Share

Bertemu Mantan dan Calon Istri

Alo Pratama yang memiliki nama Alo Agler sejak lahir tersebut memarkir mobil mewahnya di pelataran parkir sekolah terkemuka di Jakarta, terlalu tua jika dia mengatakan datang untuk mencari ilmu. Keinginan sang kakek untuk makan malam membuatnya berada di kota tersebut, mencari gadis yang diharuskan menjadi istri sang pria agar bisa menjadi penguasa Starla Group.

Ia sudah membulatkan tekad untuk membujuk gadis itu agar menolak rencana sang kakek, kemungkinan membuatnya menggagalkan perjodohan akan sangat besar mengingat hubungan mereka begitu buruk di masa lalu. Alo tak langsung turun, dia justru terpaku di tempat sembari memandang gedung menjulang di depan mata. Sepuluh tahun berlalu begitu cepat, bangunan tersebut pernah ia huni meskipun tak sampai lulus di masa lalu.

“Apa guru-guru masih mengingatku?” gumamnya dengan senyum kecut karena teringat saat terakhir kali kabur dari sekolah demi hal mendesak yang membuat citra sempurnanya berantakan, ada sedikit keraguan untuk maju mengingat betapa mengerikan pilihan yang ia buat di masa lalu.

Namun, dia memang harus menemui Quitta Jofany. Hanya ini peluang dirinya terbebas dari peraturan aneh sang kakek, kenapa harus menikah demi sebuah posisi di perusahaan? Tidak bisakah hanya memberikan bagian untuk cucu-cucunya secara adil?

Setelah dirasa pas, Alo memutuskan keluar dari mobil. Dia berdiri di sisi kendaraan mewah tanpa peduli dengan perhatian para gadis yang tertuju padanya, pria itu hanya melepas kacamata hitam. Menyelipkan di saku jas.

Mata elang itu memindai sekitar, mencari kelas yang disebutkan Daffin.
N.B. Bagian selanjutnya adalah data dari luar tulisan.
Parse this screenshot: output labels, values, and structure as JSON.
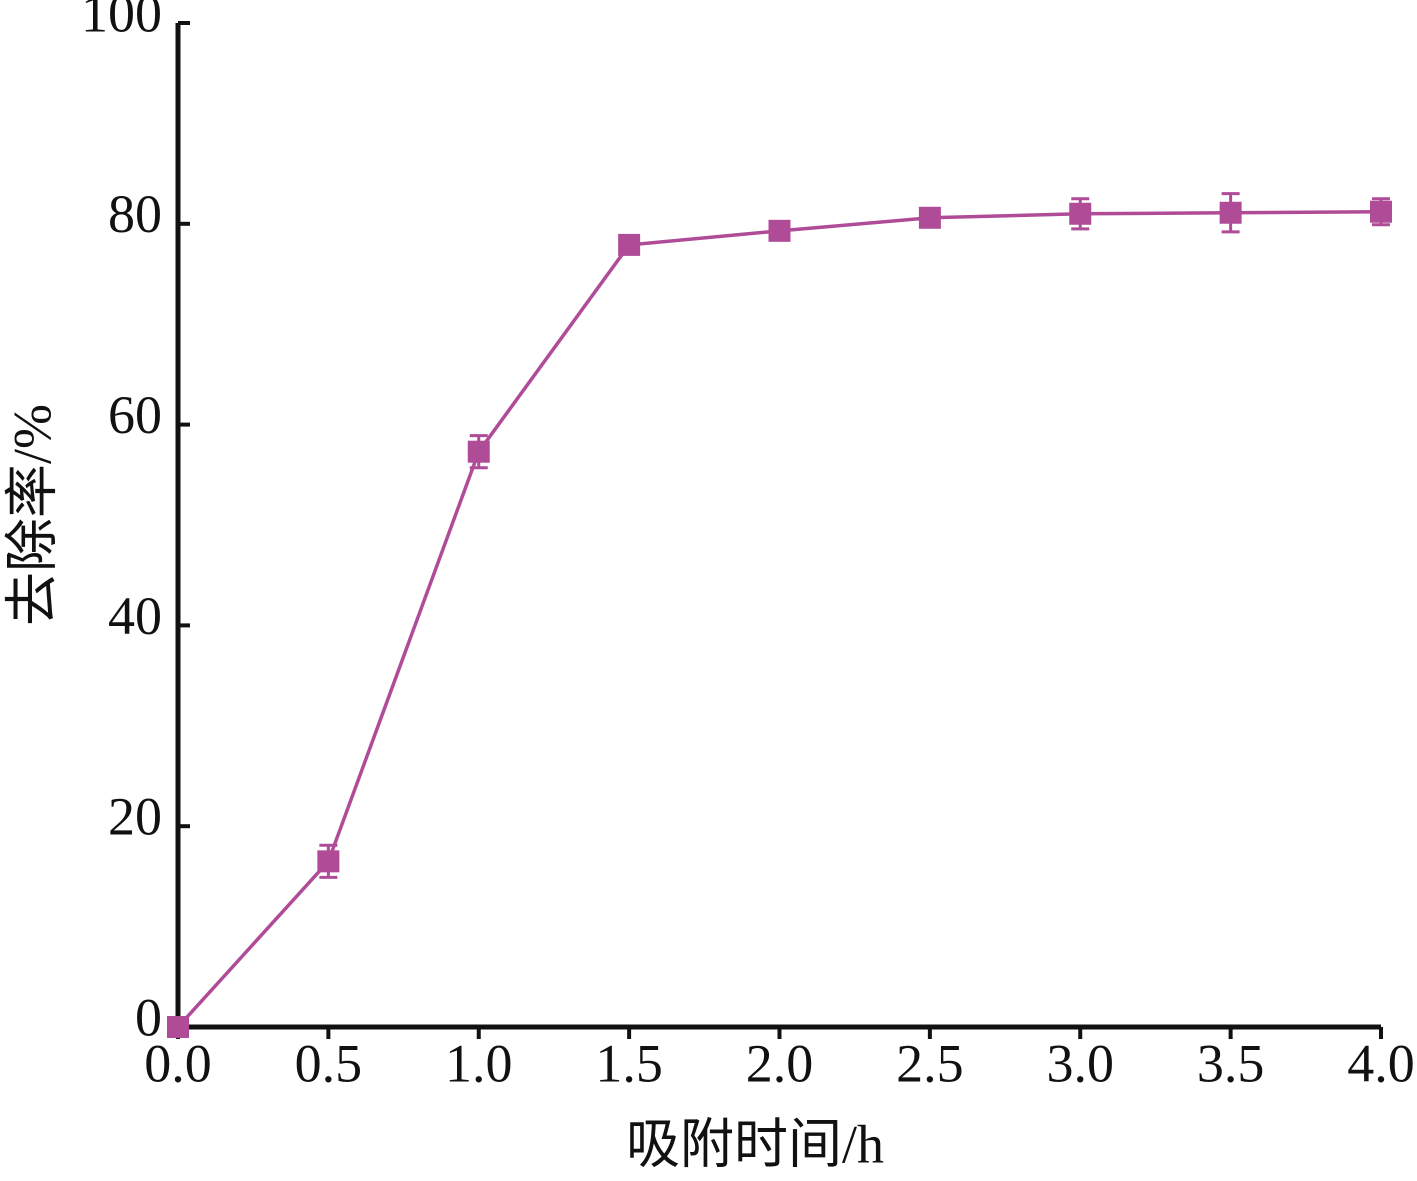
{
  "chart_data": {
    "type": "line",
    "xlabel": "吸附时间/h",
    "ylabel": "去除率/%",
    "x": [
      0,
      0.5,
      1.0,
      1.5,
      2.0,
      2.5,
      3.0,
      3.5,
      4.0
    ],
    "values": [
      0,
      16.5,
      57.3,
      77.9,
      79.3,
      80.6,
      81.0,
      81.1,
      81.2
    ],
    "errors": [
      0,
      1.6,
      1.6,
      0.5,
      0.3,
      0.3,
      1.5,
      1.9,
      1.3
    ],
    "color": "#b04c97",
    "xlim": [
      0,
      4.0
    ],
    "ylim": [
      0,
      100
    ],
    "xticks": [
      {
        "value": 0,
        "label": "0.0"
      },
      0.5,
      {
        "value": 1,
        "label": "1.0"
      },
      1.5,
      {
        "value": 2,
        "label": "2.0"
      },
      2.5,
      {
        "value": 3,
        "label": "3.0"
      },
      3.5,
      {
        "value": 4,
        "label": "4.0"
      }
    ],
    "yticks": [
      0,
      20,
      40,
      60,
      80,
      100
    ]
  }
}
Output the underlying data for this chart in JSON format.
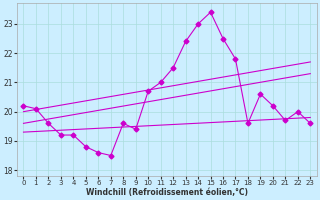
{
  "xlabel": "Windchill (Refroidissement éolien,°C)",
  "bg_color": "#cceeff",
  "line_color": "#cc00cc",
  "grid_color": "#aadddd",
  "xlim": [
    -0.5,
    23.5
  ],
  "ylim": [
    17.8,
    23.7
  ],
  "yticks": [
    18,
    19,
    20,
    21,
    22,
    23
  ],
  "xticks": [
    0,
    1,
    2,
    3,
    4,
    5,
    6,
    7,
    8,
    9,
    10,
    11,
    12,
    13,
    14,
    15,
    16,
    17,
    18,
    19,
    20,
    21,
    22,
    23
  ],
  "line1_x": [
    0,
    1,
    2,
    3,
    4,
    5,
    6,
    7,
    8,
    9,
    10,
    11,
    12,
    13,
    14,
    15,
    16,
    17,
    18,
    19,
    20,
    21,
    22,
    23
  ],
  "line1_y": [
    20.2,
    20.1,
    19.6,
    19.2,
    19.2,
    18.8,
    18.6,
    18.5,
    19.6,
    19.4,
    20.7,
    21.0,
    21.5,
    22.4,
    23.0,
    23.4,
    22.5,
    21.8,
    19.6,
    20.6,
    20.2,
    19.7,
    20.0,
    19.6
  ],
  "line2_x": [
    0,
    23
  ],
  "line2_y": [
    20.0,
    21.7
  ],
  "line3_x": [
    0,
    23
  ],
  "line3_y": [
    19.6,
    21.3
  ],
  "line4_x": [
    0,
    23
  ],
  "line4_y": [
    19.3,
    19.8
  ],
  "marker": "D",
  "markersize": 2.5,
  "linewidth": 0.8
}
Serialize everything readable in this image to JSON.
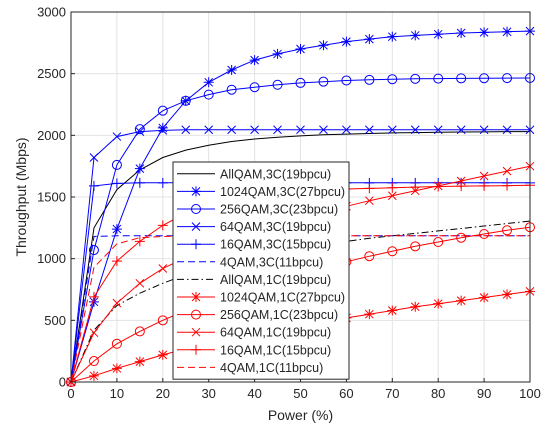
{
  "chart_data": {
    "type": "line",
    "xlabel": "Power (%)",
    "ylabel": "Throughput (Mbps)",
    "xlim": [
      0,
      100
    ],
    "ylim": [
      0,
      3000
    ],
    "xticks": [
      0,
      10,
      20,
      30,
      40,
      50,
      60,
      70,
      80,
      90,
      100
    ],
    "yticks": [
      0,
      500,
      1000,
      1500,
      2000,
      2500,
      3000
    ],
    "grid": true,
    "legend_position": "center",
    "series": [
      {
        "name": "AllQAM,3C(19bpcu)",
        "color": "#000000",
        "dash": "solid",
        "marker": "none",
        "x": [
          0,
          5,
          10,
          15,
          20,
          25,
          30,
          35,
          40,
          45,
          50,
          55,
          60,
          65,
          70,
          75,
          80,
          85,
          90,
          95,
          100
        ],
        "y": [
          0,
          1250,
          1560,
          1720,
          1820,
          1880,
          1920,
          1950,
          1970,
          1985,
          1995,
          2005,
          2010,
          2015,
          2020,
          2022,
          2025,
          2027,
          2028,
          2030,
          2030
        ]
      },
      {
        "name": "1024QAM,3C(27bpcu)",
        "color": "#0000ff",
        "dash": "solid",
        "marker": "star",
        "x": [
          0,
          5,
          10,
          15,
          20,
          25,
          30,
          35,
          40,
          45,
          50,
          55,
          60,
          65,
          70,
          75,
          80,
          85,
          90,
          95,
          100
        ],
        "y": [
          0,
          650,
          1240,
          1730,
          2060,
          2280,
          2430,
          2530,
          2610,
          2660,
          2700,
          2730,
          2760,
          2780,
          2800,
          2810,
          2820,
          2830,
          2835,
          2840,
          2845
        ]
      },
      {
        "name": "256QAM,3C(23bpcu)",
        "color": "#0000ff",
        "dash": "solid",
        "marker": "circle",
        "x": [
          0,
          5,
          10,
          15,
          20,
          25,
          30,
          35,
          40,
          45,
          50,
          55,
          60,
          65,
          70,
          75,
          80,
          85,
          90,
          95,
          100
        ],
        "y": [
          0,
          1070,
          1760,
          2050,
          2200,
          2280,
          2330,
          2370,
          2390,
          2410,
          2425,
          2435,
          2445,
          2450,
          2455,
          2458,
          2460,
          2462,
          2463,
          2464,
          2465
        ]
      },
      {
        "name": "64QAM,3C(19bpcu)",
        "color": "#0000ff",
        "dash": "solid",
        "marker": "x",
        "x": [
          0,
          5,
          10,
          15,
          20,
          25,
          30,
          35,
          40,
          45,
          50,
          55,
          60,
          65,
          70,
          75,
          80,
          85,
          90,
          95,
          100
        ],
        "y": [
          0,
          1820,
          1990,
          2030,
          2040,
          2045,
          2045,
          2045,
          2045,
          2045,
          2045,
          2045,
          2045,
          2045,
          2045,
          2045,
          2045,
          2045,
          2045,
          2045,
          2045
        ]
      },
      {
        "name": "16QAM,3C(15bpcu)",
        "color": "#0000ff",
        "dash": "solid",
        "marker": "plus",
        "x": [
          0,
          5,
          10,
          15,
          20,
          25,
          30,
          35,
          40,
          45,
          50,
          55,
          60,
          65,
          70,
          75,
          80,
          85,
          90,
          95,
          100
        ],
        "y": [
          0,
          1590,
          1610,
          1615,
          1615,
          1615,
          1615,
          1615,
          1615,
          1615,
          1615,
          1615,
          1615,
          1615,
          1615,
          1615,
          1615,
          1615,
          1615,
          1615,
          1615
        ]
      },
      {
        "name": "4QAM,3C(11bpcu)",
        "color": "#0000ff",
        "dash": "dashed",
        "marker": "none",
        "x": [
          0,
          5,
          10,
          15,
          20,
          25,
          30,
          35,
          40,
          45,
          50,
          55,
          60,
          65,
          70,
          75,
          80,
          85,
          90,
          95,
          100
        ],
        "y": [
          0,
          1180,
          1185,
          1185,
          1185,
          1185,
          1185,
          1185,
          1185,
          1185,
          1185,
          1185,
          1185,
          1185,
          1185,
          1185,
          1185,
          1185,
          1185,
          1185,
          1185
        ]
      },
      {
        "name": "AllQAM,1C(19bpcu)",
        "color": "#000000",
        "dash": "dashdot",
        "marker": "none",
        "x": [
          0,
          5,
          10,
          15,
          20,
          25,
          30,
          35,
          40,
          45,
          50,
          55,
          60,
          65,
          70,
          75,
          80,
          85,
          90,
          95,
          100
        ],
        "y": [
          0,
          420,
          620,
          720,
          800,
          870,
          930,
          980,
          1020,
          1060,
          1090,
          1120,
          1140,
          1165,
          1185,
          1205,
          1225,
          1245,
          1265,
          1285,
          1305
        ]
      },
      {
        "name": "1024QAM,1C(27bpcu)",
        "color": "#ff0000",
        "dash": "solid",
        "marker": "star",
        "x": [
          0,
          5,
          10,
          15,
          20,
          25,
          30,
          35,
          40,
          45,
          50,
          55,
          60,
          65,
          70,
          75,
          80,
          85,
          90,
          95,
          100
        ],
        "y": [
          0,
          50,
          110,
          165,
          220,
          270,
          315,
          355,
          390,
          425,
          460,
          490,
          520,
          550,
          580,
          610,
          635,
          660,
          685,
          710,
          735
        ]
      },
      {
        "name": "256QAM,1C(23bpcu)",
        "color": "#ff0000",
        "dash": "solid",
        "marker": "circle",
        "x": [
          0,
          5,
          10,
          15,
          20,
          25,
          30,
          35,
          40,
          45,
          50,
          55,
          60,
          65,
          70,
          75,
          80,
          85,
          90,
          95,
          100
        ],
        "y": [
          0,
          170,
          310,
          410,
          500,
          580,
          650,
          710,
          770,
          830,
          880,
          930,
          975,
          1020,
          1060,
          1100,
          1135,
          1170,
          1200,
          1230,
          1255
        ]
      },
      {
        "name": "64QAM,1C(19bpcu)",
        "color": "#ff0000",
        "dash": "solid",
        "marker": "x",
        "x": [
          0,
          5,
          10,
          15,
          20,
          25,
          30,
          35,
          40,
          45,
          50,
          55,
          60,
          65,
          70,
          75,
          80,
          85,
          90,
          95,
          100
        ],
        "y": [
          0,
          400,
          640,
          800,
          920,
          1010,
          1090,
          1160,
          1220,
          1280,
          1330,
          1380,
          1425,
          1470,
          1510,
          1550,
          1590,
          1630,
          1670,
          1710,
          1750
        ]
      },
      {
        "name": "16QAM,1C(15bpcu)",
        "color": "#ff0000",
        "dash": "solid",
        "marker": "plus",
        "x": [
          0,
          5,
          10,
          15,
          20,
          25,
          30,
          35,
          40,
          45,
          50,
          55,
          60,
          65,
          70,
          75,
          80,
          85,
          90,
          95,
          100
        ],
        "y": [
          0,
          690,
          980,
          1140,
          1270,
          1370,
          1440,
          1480,
          1510,
          1530,
          1545,
          1555,
          1565,
          1570,
          1575,
          1580,
          1585,
          1588,
          1590,
          1592,
          1595
        ]
      },
      {
        "name": "4QAM,1C(11bpcu)",
        "color": "#ff0000",
        "dash": "dashed",
        "marker": "none",
        "x": [
          0,
          5,
          10,
          15,
          20,
          25,
          30,
          35,
          40,
          45,
          50,
          55,
          60,
          65,
          70,
          75,
          80,
          85,
          90,
          95,
          100
        ],
        "y": [
          0,
          930,
          1120,
          1170,
          1180,
          1185,
          1185,
          1185,
          1185,
          1185,
          1185,
          1185,
          1185,
          1185,
          1185,
          1185,
          1185,
          1185,
          1185,
          1185,
          1185
        ]
      }
    ]
  }
}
Ini tahun ketiga, artinya Quitta akan berada di lantai teratas sebagai senior. Meskipun ada beberapa perubahan, dia masih hafal jalan menuju kelas yang disebutkan sang pengacara.

“Ternyata bocah itu cukup pintar, dia menempati kelas unggulan. Artinya, di lantai tiga. Apa aku langsung mencarinya atau menyapa guru?” Alo bergumam sembari menimbang langkah yang akan diambil, tetapi dia langsung terlonjak ketika teriakan histeris membahana.
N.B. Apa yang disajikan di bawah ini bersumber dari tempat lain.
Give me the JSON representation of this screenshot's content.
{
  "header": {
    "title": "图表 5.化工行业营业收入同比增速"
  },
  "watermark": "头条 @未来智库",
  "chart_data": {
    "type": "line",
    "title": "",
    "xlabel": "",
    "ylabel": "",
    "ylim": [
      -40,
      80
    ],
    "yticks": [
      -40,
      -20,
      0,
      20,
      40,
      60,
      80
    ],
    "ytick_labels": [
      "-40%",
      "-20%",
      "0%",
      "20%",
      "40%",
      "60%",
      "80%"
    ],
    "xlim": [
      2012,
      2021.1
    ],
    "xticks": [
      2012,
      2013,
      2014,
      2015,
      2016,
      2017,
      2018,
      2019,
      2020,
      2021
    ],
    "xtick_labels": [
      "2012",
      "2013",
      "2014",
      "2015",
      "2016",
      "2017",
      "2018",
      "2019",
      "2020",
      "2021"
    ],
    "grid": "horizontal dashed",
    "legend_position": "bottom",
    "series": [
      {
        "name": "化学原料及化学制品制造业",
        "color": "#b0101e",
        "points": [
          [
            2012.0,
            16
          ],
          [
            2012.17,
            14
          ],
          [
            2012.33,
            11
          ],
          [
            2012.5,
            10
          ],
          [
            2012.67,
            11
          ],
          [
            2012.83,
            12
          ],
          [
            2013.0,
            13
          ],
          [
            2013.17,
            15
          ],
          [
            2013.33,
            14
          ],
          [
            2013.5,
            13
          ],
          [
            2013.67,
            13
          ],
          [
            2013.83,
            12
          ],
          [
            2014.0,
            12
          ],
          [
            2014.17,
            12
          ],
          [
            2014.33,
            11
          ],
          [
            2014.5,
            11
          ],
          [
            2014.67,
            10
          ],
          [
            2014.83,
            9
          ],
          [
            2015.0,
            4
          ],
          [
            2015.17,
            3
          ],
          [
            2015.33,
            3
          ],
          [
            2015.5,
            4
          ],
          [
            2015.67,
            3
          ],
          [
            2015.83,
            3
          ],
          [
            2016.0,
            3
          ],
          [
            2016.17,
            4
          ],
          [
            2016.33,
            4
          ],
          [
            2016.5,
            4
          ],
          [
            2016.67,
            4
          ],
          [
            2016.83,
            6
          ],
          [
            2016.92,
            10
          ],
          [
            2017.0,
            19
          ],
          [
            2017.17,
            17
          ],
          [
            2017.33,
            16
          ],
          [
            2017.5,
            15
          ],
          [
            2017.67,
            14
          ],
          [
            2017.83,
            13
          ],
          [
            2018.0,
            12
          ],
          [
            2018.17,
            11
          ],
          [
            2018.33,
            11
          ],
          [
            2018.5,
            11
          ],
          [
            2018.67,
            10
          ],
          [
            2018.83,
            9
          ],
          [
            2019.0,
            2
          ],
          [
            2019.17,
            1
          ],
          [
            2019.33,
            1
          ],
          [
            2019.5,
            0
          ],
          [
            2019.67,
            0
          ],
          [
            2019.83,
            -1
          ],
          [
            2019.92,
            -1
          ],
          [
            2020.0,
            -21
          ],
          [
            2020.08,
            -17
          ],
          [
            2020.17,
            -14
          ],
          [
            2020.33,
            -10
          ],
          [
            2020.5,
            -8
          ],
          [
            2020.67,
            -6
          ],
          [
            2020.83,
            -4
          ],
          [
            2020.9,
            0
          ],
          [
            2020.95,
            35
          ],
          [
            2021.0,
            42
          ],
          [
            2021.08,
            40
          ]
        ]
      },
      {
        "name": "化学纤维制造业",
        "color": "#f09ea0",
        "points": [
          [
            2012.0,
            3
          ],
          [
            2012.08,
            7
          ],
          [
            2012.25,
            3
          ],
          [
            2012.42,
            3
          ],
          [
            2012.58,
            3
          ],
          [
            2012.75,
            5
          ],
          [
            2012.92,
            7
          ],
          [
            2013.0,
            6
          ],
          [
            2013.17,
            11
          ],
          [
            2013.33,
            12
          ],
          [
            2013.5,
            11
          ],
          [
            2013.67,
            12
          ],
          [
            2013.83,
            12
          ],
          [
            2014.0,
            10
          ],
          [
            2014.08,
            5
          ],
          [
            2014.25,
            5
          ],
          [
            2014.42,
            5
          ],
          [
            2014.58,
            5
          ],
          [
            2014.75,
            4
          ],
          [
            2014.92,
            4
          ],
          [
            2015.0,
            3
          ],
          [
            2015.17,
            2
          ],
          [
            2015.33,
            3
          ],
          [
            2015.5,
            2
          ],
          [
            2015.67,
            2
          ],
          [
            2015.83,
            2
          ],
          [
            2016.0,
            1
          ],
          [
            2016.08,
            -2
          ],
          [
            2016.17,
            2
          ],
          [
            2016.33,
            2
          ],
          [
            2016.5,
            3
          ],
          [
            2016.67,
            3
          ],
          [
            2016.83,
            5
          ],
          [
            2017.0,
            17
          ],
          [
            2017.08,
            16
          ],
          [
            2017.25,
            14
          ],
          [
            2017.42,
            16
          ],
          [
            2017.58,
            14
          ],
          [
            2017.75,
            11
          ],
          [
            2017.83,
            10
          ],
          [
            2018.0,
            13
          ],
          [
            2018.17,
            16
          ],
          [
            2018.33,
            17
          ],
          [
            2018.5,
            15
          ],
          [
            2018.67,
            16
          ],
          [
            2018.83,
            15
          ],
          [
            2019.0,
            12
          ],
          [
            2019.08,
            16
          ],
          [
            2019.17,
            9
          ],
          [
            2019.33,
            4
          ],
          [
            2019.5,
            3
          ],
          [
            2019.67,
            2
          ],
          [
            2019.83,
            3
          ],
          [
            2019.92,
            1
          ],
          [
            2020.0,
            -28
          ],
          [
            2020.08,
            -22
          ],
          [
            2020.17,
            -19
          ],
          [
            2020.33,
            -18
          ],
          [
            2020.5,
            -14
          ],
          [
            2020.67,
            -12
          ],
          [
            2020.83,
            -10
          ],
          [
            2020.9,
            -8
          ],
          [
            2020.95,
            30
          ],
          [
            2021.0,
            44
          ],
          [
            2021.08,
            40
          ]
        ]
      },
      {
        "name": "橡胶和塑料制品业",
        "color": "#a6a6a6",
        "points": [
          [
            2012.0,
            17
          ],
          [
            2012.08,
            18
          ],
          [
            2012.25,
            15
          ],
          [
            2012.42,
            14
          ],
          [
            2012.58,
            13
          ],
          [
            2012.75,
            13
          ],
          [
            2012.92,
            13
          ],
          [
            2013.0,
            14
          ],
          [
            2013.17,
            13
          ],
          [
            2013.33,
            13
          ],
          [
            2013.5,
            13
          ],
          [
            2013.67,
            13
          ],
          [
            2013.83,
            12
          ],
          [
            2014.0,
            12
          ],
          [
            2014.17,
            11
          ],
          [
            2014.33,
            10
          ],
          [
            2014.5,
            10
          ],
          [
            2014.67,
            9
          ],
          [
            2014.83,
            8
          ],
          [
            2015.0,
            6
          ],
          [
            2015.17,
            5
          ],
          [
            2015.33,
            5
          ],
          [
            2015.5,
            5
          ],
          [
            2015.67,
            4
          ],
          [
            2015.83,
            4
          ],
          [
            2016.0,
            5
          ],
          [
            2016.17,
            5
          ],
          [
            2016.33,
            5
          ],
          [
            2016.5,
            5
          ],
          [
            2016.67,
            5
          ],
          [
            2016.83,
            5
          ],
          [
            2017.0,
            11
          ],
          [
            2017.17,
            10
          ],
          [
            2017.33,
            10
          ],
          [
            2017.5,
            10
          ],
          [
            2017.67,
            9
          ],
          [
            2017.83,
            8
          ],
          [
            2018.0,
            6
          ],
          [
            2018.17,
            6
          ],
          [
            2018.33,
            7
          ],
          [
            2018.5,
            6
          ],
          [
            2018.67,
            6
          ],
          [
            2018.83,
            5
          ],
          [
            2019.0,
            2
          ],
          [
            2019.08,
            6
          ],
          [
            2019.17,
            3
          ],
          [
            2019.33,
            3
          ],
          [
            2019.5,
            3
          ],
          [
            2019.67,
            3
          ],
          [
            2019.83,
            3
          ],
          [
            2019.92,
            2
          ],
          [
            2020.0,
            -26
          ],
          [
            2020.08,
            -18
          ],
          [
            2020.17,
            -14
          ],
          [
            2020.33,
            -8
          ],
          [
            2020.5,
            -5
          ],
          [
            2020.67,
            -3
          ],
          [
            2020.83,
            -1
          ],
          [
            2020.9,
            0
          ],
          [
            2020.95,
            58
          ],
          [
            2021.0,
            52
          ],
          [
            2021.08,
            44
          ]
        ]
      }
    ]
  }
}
Para gadis sudah terlihat terpukau sambil menunjuk dirinya, menjadi pria idaman dalam sekejap. Memalukan! Alo langsung mengambil inisiatif melangkah, tanpa tebar pesona pun sudah mampu menciptakan kehebohan. Ternyata pesona terbaik masih ia miliki dan tetap mampu menarik perhatian para gadis muda.

“Heh!” Alo dengan sikap tak sopannya mencegat dua orang pemuda yang berjalan dari arah berlawanan, “Kalian kenal Quitta Jofany?”

Dua orang yang ditanya langsung tergelak, hal yang sangat aneh. Kenapa mereka tertawa? Menciptakan kesan kurang nyaman, menjadikan praduga buruk semakin menyabotase pikiran.

“Jadi, Kakak juga mencari Quitta?” Pertanyaan yang membuat kening Alo mengeriput, “Cewek populer memang luar biasa, ada banyak cowok tampan yang mengejar. Apalah daya kami yang hanya cowok biasa? Semua yang datang selalu terlihat kaya.”

Juga? Apa artinya sudah ada yang mencari sebelum dirinya? Jangan-jangan Galen mendahului? Ah, mana mungkin! Daffin bilang, jika dirinya gagal, baru sang sepupu yang akan maju. Isi wasiat tersebut bahkan baru diketahui keluarganya serta sang pengacara, mustahil saudara Alo tersebut tiba lebih awal.

“Tapi, apa Kakak sudah menyiapkan mental dari rumah?” tanya seorang anak yang memiliki jenis rambut kriwil disertai senyum lucu di wajah, “Terakhir kali, seorang laki-laki berpenampilan keren datang mencarinya. Namun, dia pergi dalam waktu tiga detik.”

“Kalau masih sayang mental, sebaiknya Kakak cari perempuan lain. Jangan menggali kubur secara sukarela, ini saran kami sebagai sesama lelaki.” Si pemilik tubuh ceking mendekat sembari menepuk-nepuk pundak kiri Alo, pria itu ingin mengumpat. Namun, dia tahan ketika dari arah depan terlihat rombongan mendekat.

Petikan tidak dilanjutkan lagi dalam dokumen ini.